CHRIS SEWARD — cseward@newsobserver.com Buy Photo

— Inscrutable. Enigmatic. Mysterious. The clichés attached to Alexander Semin are as much his own work as they are the media’s. He carries on conversations in English with teammates and staff members, but conducted his first two – and so far only – interviews of training camp with his agent as interpreter. If it’s hard for outsiders to figure him out, that’s largely his choice.

This isn’t unusual among Russian players, to the point where all of them often seem to be painted with the same very broad brush of inscrutability. Even among those who speak very good English, there can be a tendency to avoid the media, although for every Semin there’s a Danny Markov, who didn’t care how good his English was or wasn’t.

With Semin, perhaps because of the occasionally erratic nature of his performances with the Washington Capitals, his off-ice persona and on-ice play became conflated. Some teammates criticized his effort and commitment while others commended it. He became a polarizing figure among fans, with fervent detractors and strident defenders alike.

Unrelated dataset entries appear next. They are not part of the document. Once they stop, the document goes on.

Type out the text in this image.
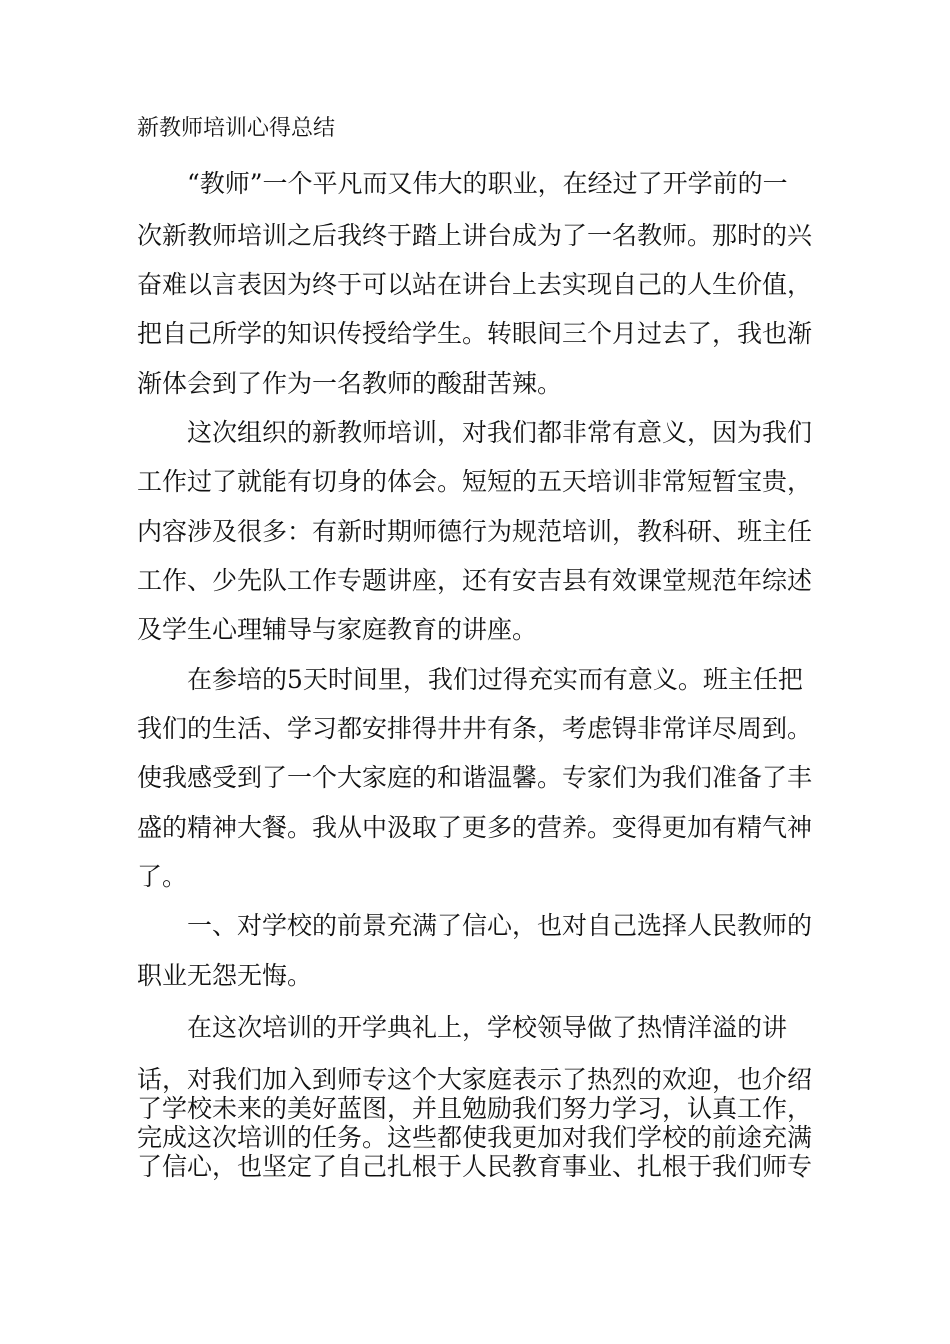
新教师培训心得总结
“教师”一个平凡而又伟大的职业，在经过了开学前的一
次新教师培训之后我终于踏上讲台成为了一名教师。那时的兴
奋难以言表因为终于可以站在讲台上去实现自己的人生价值，
把自己所学的知识传授给学生。转眼间三个月过去了，我也渐
渐体会到了作为一名教师的酸甜苦辣。
这次组织的新教师培训，对我们都非常有意义，因为我们
工作过了就能有切身的体会。短短的五天培训非常短暂宝贵，
内容涉及很多：有新时期师德行为规范培训，教科研、班主任
工作、少先队工作专题讲座，还有安吉县有效课堂规范年综述
及学生心理辅导与家庭教育的讲座。
在参培的5天时间里，我们过得充实而有意义。班主任把
我们的生活、学习都安排得井井有条，考虑锝非常详尽周到。
使我感受到了一个大家庭的和谐温馨。专家们为我们准备了丰
盛的精神大餐。我从中汲取了更多的营养。变得更加有精气神
了。
一、对学校的前景充满了信心，也对自己选择人民教师的
职业无怨无悔。
在这次培训的开学典礼上，学校领导做了热情洋溢的讲
话，对我们加入到师专这个大家庭表示了热烈的欢迎，也介绍
了学校未来的美好蓝图，并且勉励我们努力学习，认真工作，
完成这次培训的任务。这些都使我更加对我们学校的前途充满
了信心，也坚定了自己扎根于人民教育事业、扎根于我们师专
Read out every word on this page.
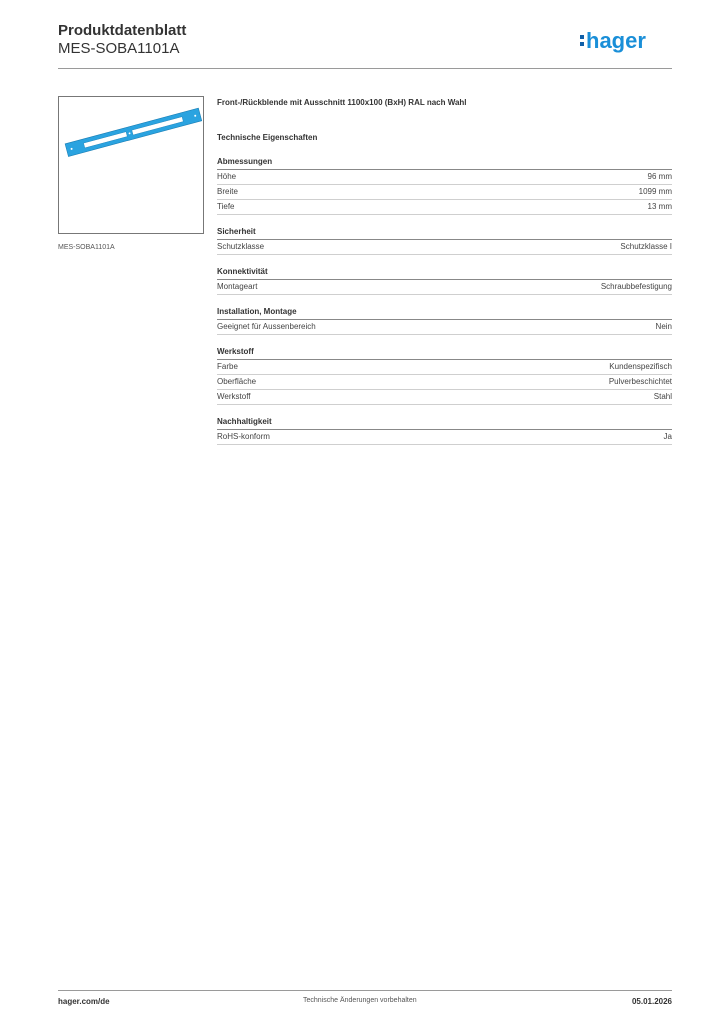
Produktdatenblatt
MES-SOBA1101A	hager
MES-SOBA1101A
Front-/Rückblende mit Ausschnitt 1100x100 (BxH) RAL nach Wahl
Technische Eigenschaften
Abmessungen
Höhe	96 mm
Breite	1099 mm
Tiefe	13 mm
Sicherheit
Schutzklasse	Schutzklasse I
Konnektivität
Montageart	Schraubbefestigung
Installation, Montage
Geeignet für Aussenbereich	Nein
Werkstoff
Farbe	Kundenspezifisch
Oberfläche	Pulverbeschichtet
Werkstoff	Stahl
Nachhaltigkeit
RoHS-konform	Ja
hager.com/de	Technische Änderungen vorbehalten	05.01.2026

“A lot of it’s probably due to maybe a lack of communication,” said Carolina Hurricanes defenseman Joe Corvo, who played with Semin three seasons ago in Washington. “Guys just don’t understand him because he’s not a real talkative guy, whether that’s due to him not knowing English or just the type of guy he is. When called upon, especially last year when people were questioning his dedication, in the playoffs he was diving in front of shooters and blocking shots. He’s just an electric player. He’s awesome.”

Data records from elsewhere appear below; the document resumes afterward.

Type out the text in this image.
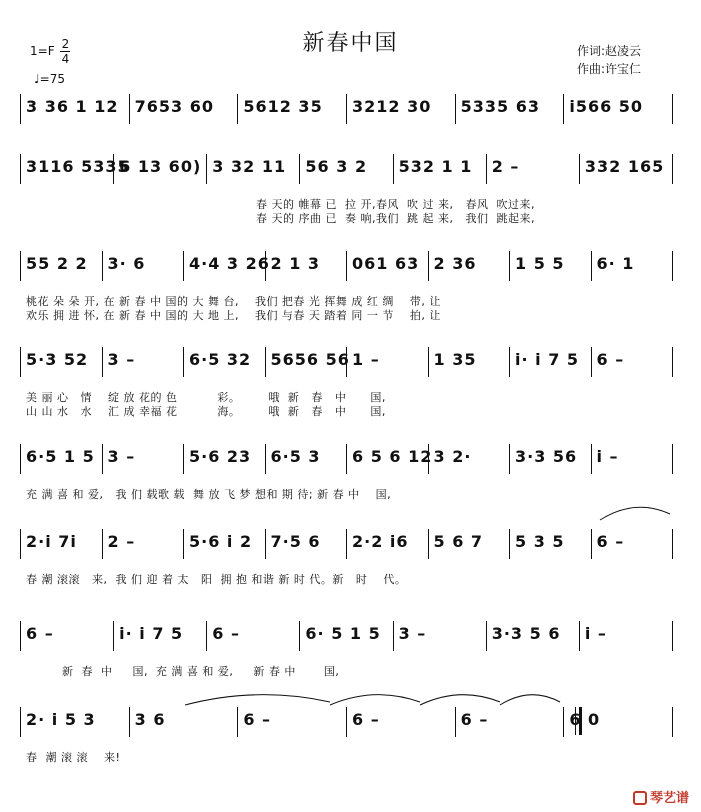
新春中国
$1=F \frac{2}{4}$
♩=75
作词:赵凌云
作曲:许宝仁
3 36 1 12	7653 60	5612 35	3212 30	5335 63	i566 50
3116 5335
6 13 60) 3 32 11	56 3 2	532 1 1	2 –	332 165
春 天的 帷幕 已  拉 开,春风  吹 过 来,   春风  吹过来,
春 天的 序曲 已  奏 响,我们  跳 起 来,   我们  跳起来,
55 2 2	3· 6	4·4 3 26 2 1 3	061 63 2 36	1 5 5	6· 1
桃花 朵 朵 开, 在 新 春 中 国的 大 舞 台,    我们 把春 光 挥舞 成 红 绸    带, 让
欢乐 拥 进 怀, 在 新 春 中 国的 大 地 上,    我们 与春 天 踏着 同 一 节    拍, 让
5·3 52	3 –	6·5 32	5656 56 1 –	1 35	i· i 7 5	6 –
美 丽 心   情    绽 放 花的 色          彩。       哦  新   春   中      国,
山 山 水   水    汇 成 幸福 花          海。       哦  新   春   中      国,
6·5 1 5 3 –	5·6 23	6·5 3	6 5 6 12 3 2·	3·3 56	i –
充 满 喜 和 爱,   我 们 载歌 载  舞 放 飞 梦 想和 期 待; 新 春 中    国,
2·i 7i	2 –	5·6 i 2	7·5 6	2·2 i6	5 6 7	5 3 5	6 –
春 潮 滚滚   来,  我 们 迎 着 太   阳  拥 抱 和谐 新 时 代。新   时    代。
6 –	i· i 7 5	6 –	6· 5 1 5	3 –	3·3 5 6	i –
新  春  中     国,  充 满 喜 和 爱,     新 春 中       国,
2· i 5 3	3 6	6 –	6 –	6 –	6 0
春  潮 滚 滚    来!
琴艺谱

Here, with the Carolina Hurricanes, none of that matters now. It doesn’t matter if fans understand Semin, only if his teammates do. At the team dinner to open training camp, Chad LaRose sat with Semin for three hours, had him laughing so hard there were tears in his eyes.

It doesn’t matter what else he does, as long as he scores goals. Semin fills a void so empty for so long on this roster, he’ll be given tremendous leeway if he can be the scoring winger Eric Staal has lacked.

There’s already nascent chemistry between the two, even before Saturday night’s opener at the Florida Panthers, as evidenced by Semin’s goal in Tuesday’s scrimmage. If nothing else, if he’s playing for the Hurricanes, he can’t play against them: In 41 career games against the Hurricanes, Semin had 27 goals and 45 points.

His agent, Todd Diamond, translating for Semin: “Obviously it would be very good if he’ll continue his results in this building.”

“Even some nights, if you don’t have it, just that threat is going to back off defenses and going to give other guys opportunities,” Staal said. “He’s one of those guys with his release and his shot, he’s going to be able to score a lot of goals in tight areas. It’s fun to be out there practicing with him and see some of that on display now.”

In Washington, Semin always played in the shadow of Alex Ovechkin, always “the other Russian” to Ovechkin’s star turn. That isn’t an issue here. The door is open for Semin to be as big of a star as he wants to be. He’ll make $4.1 million for 48 games of work, and then his contract with the Hurricanes is up. Neither side has anything to lose. If it doesn’t work out, he’ll be gone as quickly as he arrived. If it does, both sides will profit handsomely.

He doesn’t have to display the quiet dignity of Staal or the unrestrained goofiness of LaRose. He can be whoever he wants to be, as mysterious or enigmatic as he feels he needs to be.

It doesn’t matter who Alexander Semin is, as long as he scores goals. That’s all that matters here, for him and for the Hurricanes.